The specific protocols for handling biohazards vary based on the type of waste being handled, but certain principles apply to all cleanup endeavors. These include:

  • Blood Removal Basics: Because blood is present at a wide variety of different cleanup sites, all waste disposal professionals must know how to deal with it effectively. This means understanding the specific procedures necessary to remove blood from a site, including cleaning it out of any nearby carpets and the underlying structures. Biohazard workers must also be aware of the many different types of pathogens that are present in human blood, as well as the procedures to avoid infection.
  • Safe Biohazard Storage: Sharps, solids, and other types of medical waste remain dangerous if not stored properly. Waste removal workers must know how to use biohazard bags and other waste containment devices properly.
  • Comprehensive Communication: Not only do biohazard disposal workers need to identify and safely dispose of common waste, but they need to explain exactly what it is they are disposing of to others. Training programs must teach them how to communicate the dangers of each site to coworkers and all others who might come into contact with it.

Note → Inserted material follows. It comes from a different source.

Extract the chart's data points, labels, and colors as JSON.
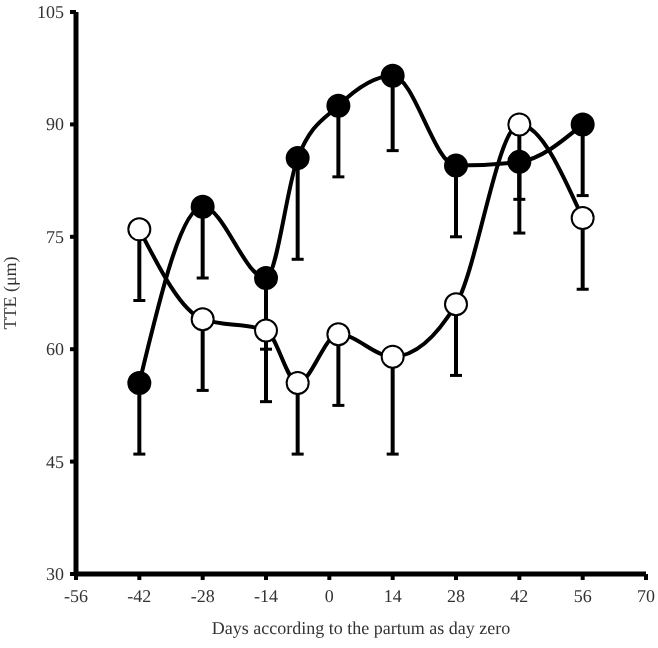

In addition to learning these skills, biohazard disposal workers also need to receive the vaccines necessary to protect themselves from common pathogens. Workers are required by law to be vaccinated for hepatitis B, and should also receive the tetanus vaccine, as tetanus is present at a myriad of different hazard sites.

Specialized Skills

Beyond the basics of disposal, waste removal workers should know the specific protocols for the particular biohazards and situations they handle. These can include:

  • Confined Space Training: This is necessary for workers who remove human remains from attics, closets, and other small spaces.
  • Tagout Training: Workers who specialize in industrial accidents must learn how to make sure that dangerous equipment is safely turned off, and will not begin running while they are in its path.
  • Fall Protection Training: Specialists who remove remains from elevated locations should know how to secure themselves against falling as they do their jobs.
  • Demolition Training: When biohazards are left to fester for an extensive period of time, they can contaminate the structures where they are located beyond the point of a successful cleanup. As a result, that structure will have to be demolished. Disposal workers who handle this type of situation must know how to tell when demolition is necessary and how to carry out such demolition quickly, safely, and comprehensively enough to eliminate the threat.

Biohazards are among the most serious occupational and public health threats, but with proper protocols, they can be contained safely and effectively. The better biohazard training is tailored to specific threats, the easier it will be for disposal workers to keep themselves and the public safe for the long haul.